The same applies for data being used in real time. If your product recommendations engine isn't using the freshest data, then your users are going to be served outdated recommendations, negatively impacting the user experience and harming your bottom line.

The need for data observability

The challenge outlined above is the exact problem that data observability aims to fix. Data observability gives you transparency and control over the health of your data pipeline, such that when an issue does occur you can quickly understand:

  1. Where is the problem?
  2. Who needs to resolve it?

Knowing this information makes it possible to find and resolve issues far quicker and minimize data downtime. 

But, how is data observability any different to monitoring? 

The best way to describe the difference is that monitoring covers the 'known unknowns', whereas observability covers the 'unknown unknowns'. 

To take one example: as a Data Engineer, I know that I need to monitor the CPU usage of a microservice.  But what is the complete landscape of things that could go wrong that could impact the delivery of complete and accurate data? 

It is impossible to predict every issue that could arise, and this is where observability steps in.
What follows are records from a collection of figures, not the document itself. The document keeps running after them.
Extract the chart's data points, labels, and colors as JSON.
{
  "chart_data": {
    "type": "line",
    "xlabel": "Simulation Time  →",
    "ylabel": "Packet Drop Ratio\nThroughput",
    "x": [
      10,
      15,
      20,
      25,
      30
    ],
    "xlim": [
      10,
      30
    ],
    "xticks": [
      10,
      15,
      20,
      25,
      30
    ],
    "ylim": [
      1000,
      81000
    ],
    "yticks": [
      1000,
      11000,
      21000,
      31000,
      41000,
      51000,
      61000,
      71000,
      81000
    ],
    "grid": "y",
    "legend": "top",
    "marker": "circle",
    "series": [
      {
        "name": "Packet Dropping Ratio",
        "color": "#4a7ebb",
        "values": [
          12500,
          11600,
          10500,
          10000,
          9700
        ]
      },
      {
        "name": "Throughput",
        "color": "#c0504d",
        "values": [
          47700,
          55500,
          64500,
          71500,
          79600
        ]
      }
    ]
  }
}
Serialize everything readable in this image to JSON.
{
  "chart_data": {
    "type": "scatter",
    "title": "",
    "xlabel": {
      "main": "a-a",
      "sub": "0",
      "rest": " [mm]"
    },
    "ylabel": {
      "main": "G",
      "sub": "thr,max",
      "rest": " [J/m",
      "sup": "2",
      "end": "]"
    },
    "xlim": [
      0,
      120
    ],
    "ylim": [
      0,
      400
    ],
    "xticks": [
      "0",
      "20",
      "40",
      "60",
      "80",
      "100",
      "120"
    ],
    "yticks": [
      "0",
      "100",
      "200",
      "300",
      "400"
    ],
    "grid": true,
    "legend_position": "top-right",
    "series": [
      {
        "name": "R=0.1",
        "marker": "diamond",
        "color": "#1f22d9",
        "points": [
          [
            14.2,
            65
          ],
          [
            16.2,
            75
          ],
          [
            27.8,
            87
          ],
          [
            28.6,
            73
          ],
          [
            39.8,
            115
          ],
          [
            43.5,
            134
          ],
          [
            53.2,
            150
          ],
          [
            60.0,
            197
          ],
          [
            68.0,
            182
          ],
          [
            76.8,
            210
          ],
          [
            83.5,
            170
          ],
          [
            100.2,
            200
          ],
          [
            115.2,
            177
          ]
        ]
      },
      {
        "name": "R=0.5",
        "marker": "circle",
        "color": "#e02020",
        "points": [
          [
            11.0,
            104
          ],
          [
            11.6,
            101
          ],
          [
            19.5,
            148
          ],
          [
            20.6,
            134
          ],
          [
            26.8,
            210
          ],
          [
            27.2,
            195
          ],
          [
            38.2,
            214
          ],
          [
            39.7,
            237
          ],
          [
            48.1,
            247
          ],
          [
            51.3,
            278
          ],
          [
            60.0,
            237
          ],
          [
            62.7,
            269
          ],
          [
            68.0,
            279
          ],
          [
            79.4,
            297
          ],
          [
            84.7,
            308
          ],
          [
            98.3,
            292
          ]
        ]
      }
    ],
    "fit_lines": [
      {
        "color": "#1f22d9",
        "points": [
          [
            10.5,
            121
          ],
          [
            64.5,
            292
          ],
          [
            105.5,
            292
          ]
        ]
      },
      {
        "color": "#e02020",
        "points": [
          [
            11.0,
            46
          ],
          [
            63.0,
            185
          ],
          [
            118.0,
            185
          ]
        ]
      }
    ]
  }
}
Data observability assumes we don’t know what all the questions are to ask, and instead gives us visibility of the things that really matter so that when something does go wrong we can investigate and resolve it quickly.

Our approach to observability at Snowplow

What Ralph and the rest of the business really care about is whether they can trust the data.  Is it complete and is it fresh?  Crucially, data observability should align the more technical data with business outcomes so that business and engineering teams are talking the same language and moving in the same direction.

Our approach to observability at Snowplow is to focus on two key metrics; throughput and latency.  These are emitted from each part of the pipeline and as a result, if a bottleneck occurs at any point then it is far simpler to diagnose, allowing you to take corrective action immediately. 

Our plan at Snowplow is to make it the most observable behavioural data pipeline available.  We have already added observability to our BigQuery Loader, and we’ll soon be launching it within our RDB loader and Enrich assets too.